Bestimmte Einkunftsarten
Besonders relevant sind: Zinsen, Dividenden, Lizenzeinnahmen, Kapitalerträge, sonstige passive Einkünfte.
Passive und aktive Einkünfte
Passive Einkünfte
Stehen häufig im Fokus der CFC-Regeln:
- •Kapitalerträge
- •Lizenzgebühren
- •Beteiligungserträge
- •Finanzierungseinkünfte
- •Bestimmte Vermietungseinkünfte
Aktive Einkünfte
Werden vielfach günstiger behandelt:
- •Produktion
- •Handel
- •Operative Dienstleistungen
- •Entwicklungstätigkeiten
- •Operative Geschäftstätigkeit
Typische Fehler
Fokus auf den Steuersatz
Viele Unternehmer betrachten ausschließlich die Steuerbelastung im Ausland und übersehen, dass CFC-Regeln des Heimatstaates dennoch greifen können.
Ausschüttungen werden überschätzt
Die Besteuerung kann auch ohne Ausschüttung erfolgen. Die bloße Thesaurierung schützt nicht vor einer Hinzurechnung.
Economic Substance wird unterschätzt
Die wirtschaftliche Realität wird häufig nicht ausreichend aufgebaut. Eine reine Briefkastengesellschaft ohne echte Aktivität ist besonders anfällig.

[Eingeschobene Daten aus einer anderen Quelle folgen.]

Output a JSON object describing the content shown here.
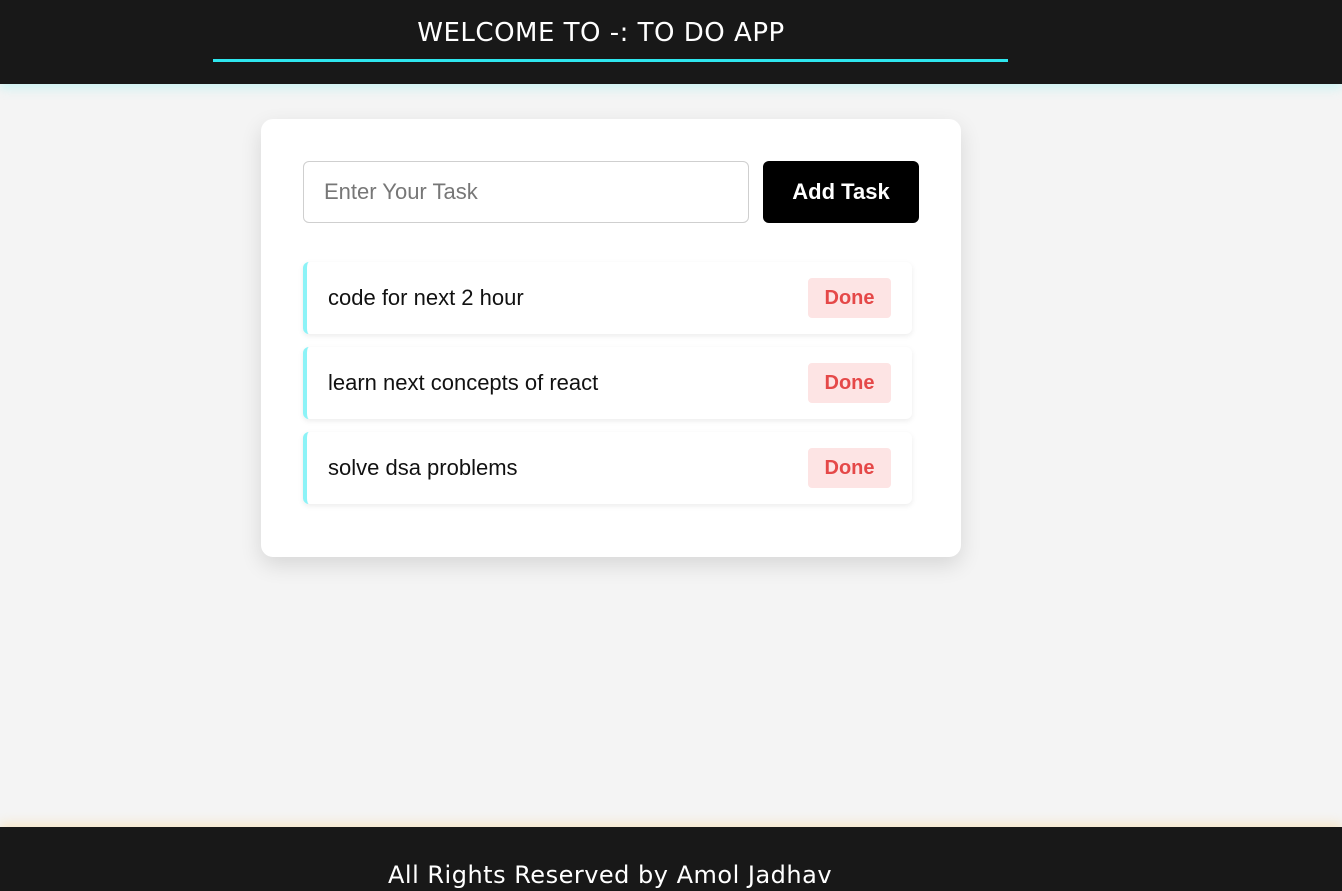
{
  "header": {
    "title": "WELCOME TO -: TO DO APP",
    "underline_color": "#2ee6ee"
  },
  "task_form": {
    "input_placeholder": "Enter Your Task",
    "input_value": "",
    "add_button_label": "Add Task"
  },
  "tasks": [
    {
      "text": "code for next 2 hour",
      "done_label": "Done"
    },
    {
      "text": "learn next concepts of react",
      "done_label": "Done"
    },
    {
      "text": "solve dsa problems",
      "done_label": "Done"
    }
  ],
  "footer": {
    "text": "All Rights Reserved by Amol Jadhav"
  },
  "colors": {
    "header_bg": "#181818",
    "page_bg": "#f4f4f4",
    "accent": "#8cf3f7",
    "done_bg": "#fde4e4",
    "done_text": "#e54848"
  }
}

Passive Einkünfte werden falsch eingeordnet
Die Einkunftsqualifikation entscheidet oft über den gesamten Fall. Eine fehlerhafte Zuordnung kann erhebliche steuerliche Konsequenzen haben.
Risiken
Besteuerung ohne Ausschüttung
Steuern können entstehen, obwohl keine Liquidität zufließt. Dies kann zu erheblichen Cashflow-Problemen führen.
Hohe Steuernachzahlungen
Fehler werden häufig erst Jahre später erkannt, wenn die Finanzbehörden eine Betriebsprüfung durchführen.
Verlust steuerlicher Vorteile
Internationale Strukturen funktionieren häufig nicht wie ursprünglich geplant, wenn CFC-Regeln nicht beachtet werden.
Betriebsprüfungen
CFC-Themen gehören weltweit zu den wichtigsten Schwerpunkten internationaler Steuerprüfungen.
Fazit
Controlled Foreign Corporation (CFC) gehört zu den zentralen Konzepten des internationalen Steuerrechts. Die Regelungen sollen verhindern, dass passive Einkünfte dauerhaft in niedrig besteuerten Auslandsgesellschaften angesammelt werden.
Für Unternehmer, Investoren und internationale Unternehmensgruppen sind CFC-Regeln von erheblicher Bedeutung. Wer Holdinggesellschaften, LLC-Strukturen oder Offshore-Gesellschaften nutzt, sollte die CFC-Auswirkungen frühzeitig analysieren, da die steuerlichen Folgen weitreichend sein können.